Regularmente, a palha é trocada. Uma empresa terceirizada que trabalha com um composto orgânico retirou do local 500 caminhões de esterco no último ano. As carcaças das aves que morrem também vão para a compostagem, ou produção de farinha de osso.
A saída de frangos prontos para o abate e a entrada de novos lotes é feita de trás para frente, criteriosamente programada para que pintinhos não passem perto de aves mais velhas. As instalações estão protegidas por quebra-vento e toda a água é tratada tanto na entrada quanto na saída dos aviários.
Além disso, a poluição provocada pelos dejetos das aves que sempre fizeram dos galpões um lugar repulsivo pelo cheiro fétido de amônia e microrganismos de decomposição também foi amenizada.
Os aviários são de pressão negativa, equipados com exaustores que puxam o ar. Eles ficam equipados no fundo do barracão e a sucção é calibrada de acordo com a idade das aves. O ar entra por placas que ficam nas laterais e percorre todo o espaço a uma velocidade constante, fazendo uma espécie de varrição que tira a sujeira do ambiente e a expele para uma área onde não há casas nem movimentação humana ou de animais.
“Isso faz com que o ar fique limpe o tempo inteiro, não tem aquela questão de gases que nós tínhamos”, diz Vilmar.
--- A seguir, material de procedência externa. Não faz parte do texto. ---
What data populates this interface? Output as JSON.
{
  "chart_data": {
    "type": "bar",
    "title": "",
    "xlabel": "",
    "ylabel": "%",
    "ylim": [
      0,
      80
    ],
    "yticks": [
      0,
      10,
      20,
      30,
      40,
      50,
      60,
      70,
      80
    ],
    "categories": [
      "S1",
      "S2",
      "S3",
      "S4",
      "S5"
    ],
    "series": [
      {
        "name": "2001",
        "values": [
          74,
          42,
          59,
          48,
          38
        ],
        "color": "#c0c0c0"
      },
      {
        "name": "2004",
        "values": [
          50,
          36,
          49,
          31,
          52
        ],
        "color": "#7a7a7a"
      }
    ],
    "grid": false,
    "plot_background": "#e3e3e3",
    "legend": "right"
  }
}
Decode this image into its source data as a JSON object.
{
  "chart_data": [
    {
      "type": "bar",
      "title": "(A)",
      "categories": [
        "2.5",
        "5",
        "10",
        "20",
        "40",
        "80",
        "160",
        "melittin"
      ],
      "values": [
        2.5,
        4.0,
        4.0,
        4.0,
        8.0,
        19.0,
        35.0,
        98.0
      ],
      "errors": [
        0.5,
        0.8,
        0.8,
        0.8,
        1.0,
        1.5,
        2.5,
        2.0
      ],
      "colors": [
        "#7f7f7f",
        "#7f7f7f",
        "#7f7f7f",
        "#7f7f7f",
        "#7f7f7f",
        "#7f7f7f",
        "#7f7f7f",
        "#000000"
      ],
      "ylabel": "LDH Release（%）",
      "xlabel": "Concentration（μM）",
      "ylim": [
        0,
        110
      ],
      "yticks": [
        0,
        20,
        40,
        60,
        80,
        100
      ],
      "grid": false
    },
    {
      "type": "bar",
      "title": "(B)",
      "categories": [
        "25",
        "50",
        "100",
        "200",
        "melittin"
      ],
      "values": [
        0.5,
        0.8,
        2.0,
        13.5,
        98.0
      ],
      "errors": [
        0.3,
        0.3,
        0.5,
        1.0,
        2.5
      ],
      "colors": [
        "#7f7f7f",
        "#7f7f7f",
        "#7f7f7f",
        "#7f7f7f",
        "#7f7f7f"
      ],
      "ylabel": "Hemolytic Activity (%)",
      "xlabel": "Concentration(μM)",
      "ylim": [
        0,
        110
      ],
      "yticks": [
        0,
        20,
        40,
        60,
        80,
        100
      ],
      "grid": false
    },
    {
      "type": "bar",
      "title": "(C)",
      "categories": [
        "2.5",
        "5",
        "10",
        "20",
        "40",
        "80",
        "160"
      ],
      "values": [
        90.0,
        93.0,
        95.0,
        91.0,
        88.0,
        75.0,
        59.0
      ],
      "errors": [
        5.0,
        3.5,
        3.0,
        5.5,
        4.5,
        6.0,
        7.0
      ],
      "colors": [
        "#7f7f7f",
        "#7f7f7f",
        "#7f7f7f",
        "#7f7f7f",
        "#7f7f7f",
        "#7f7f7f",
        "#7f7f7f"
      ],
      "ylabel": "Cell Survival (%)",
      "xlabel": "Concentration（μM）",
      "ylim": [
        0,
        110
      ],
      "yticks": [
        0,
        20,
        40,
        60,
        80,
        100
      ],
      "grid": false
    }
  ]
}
O túnel de vento cria zona de conforto para as aves. “Evita de se arranhar, levar dermatoses ou outras lesões de carcaça e também tem um ganho de desempenho”, explica o veterinário Andreo Eckel.
Vilmar, sócio gestor do condomínio, se iniciou na lida de frango ainda na adolescência com a então namorada, e há 38 anos esposa Maacje Boot. Ela morava numa colônia holandesa e aviário da família ficava no fundo do quintal. O casal diz que nunca pensou em realizar tamanho empreendimento. Embora ainda tenham dívidas por mais 5 anos, se dizem gratificados.
Em fevereiro deste ano, faltou energia no condomínio. E justo nos galpões da família do Adirceu Moreira, o gerador pifou. Morreram 65 mil frangos. Foi um baque.
Os donos do empreendimento assumiram o prejuízo para o Adirceu não ficar sem receber e estão processando a companhia de luz. Mas a lembrança do episódio foi a pronta ajuda que todos deram.
“Desde a hora que acabou a energia já vim para cá, porque uma mão lava a outra, um ajuda o outro”, diz a produtora rural Elisângela Rossi. “Considero eles como a minha família. Sei que posso contar com eles num momento difícil. Então a gente tem que ser assim, um pelo outro”.